Farmers, doctors, and other small business owners are furious and becoming more so as the prime minister and finance minister jog across Canada attempting to make their case that virtually accusing the aforementioned of being tax cheats is not an attack on their integrity, work ethic or entrepreneurial spirit.
Of course it is. Small business owners whose incorporation permits them to legally engage protective tax levers deemed fair by previous governments are not latent cheats plundering the national treasury.
Rather, these people assume risk and are entitled to reward.
After all, politicians at the federal level have job security, usually four years at a time, enjoy a salary and pay supplements well above the recently declared annual wealth threshold of $150,000.
The MP pension plan is almost cruelly beyond anything entrepreneurs or their employees might be able to wish for, but to qualify for the cash-for-life MP pension, an occupant of the parliamentary ranks must only be elected twice and/or serve six years.
Each dollar a member of parliament contributes to the MP pension plan is supplemented by additional dollars re-directed from John and Jane Canada’s annual tax burden.
If anyone is guilty of creating a template for cheating or plundering the national treasury, it is the elected and appointed parliamentarians occupying the Chateau by the Rideau.

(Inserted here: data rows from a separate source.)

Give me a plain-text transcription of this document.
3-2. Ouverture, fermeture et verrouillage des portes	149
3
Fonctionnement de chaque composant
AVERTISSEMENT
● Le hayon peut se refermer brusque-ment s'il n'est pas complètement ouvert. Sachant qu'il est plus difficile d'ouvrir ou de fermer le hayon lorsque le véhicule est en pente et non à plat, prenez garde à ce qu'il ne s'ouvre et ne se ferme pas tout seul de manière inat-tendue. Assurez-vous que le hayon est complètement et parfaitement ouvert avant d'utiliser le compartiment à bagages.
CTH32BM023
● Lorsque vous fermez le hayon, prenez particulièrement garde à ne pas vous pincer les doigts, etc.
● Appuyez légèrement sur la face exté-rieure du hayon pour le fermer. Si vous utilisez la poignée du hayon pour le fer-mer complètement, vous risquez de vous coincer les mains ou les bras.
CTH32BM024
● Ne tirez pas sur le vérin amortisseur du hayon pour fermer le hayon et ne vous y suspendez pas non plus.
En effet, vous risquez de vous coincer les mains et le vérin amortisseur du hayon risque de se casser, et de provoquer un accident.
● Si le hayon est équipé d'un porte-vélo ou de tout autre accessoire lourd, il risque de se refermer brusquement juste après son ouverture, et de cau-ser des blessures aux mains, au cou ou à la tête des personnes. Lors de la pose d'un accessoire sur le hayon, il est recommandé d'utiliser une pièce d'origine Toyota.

The impact of the Trudeau/Morneau “tax fairness” plan will strike beyond the farmers, doctors, lawyers, dentists and small business operators. Former Liberal Minister of Finance John Manley revealed just days ago that a member of of the Business Council of Canada has already moved a company, and billions of dollars, outside our borders.
The train is indeed leaving the tracks — or perhaps it already has.
Roy Green is the host of The Roy Green Show and a commentator for Global News.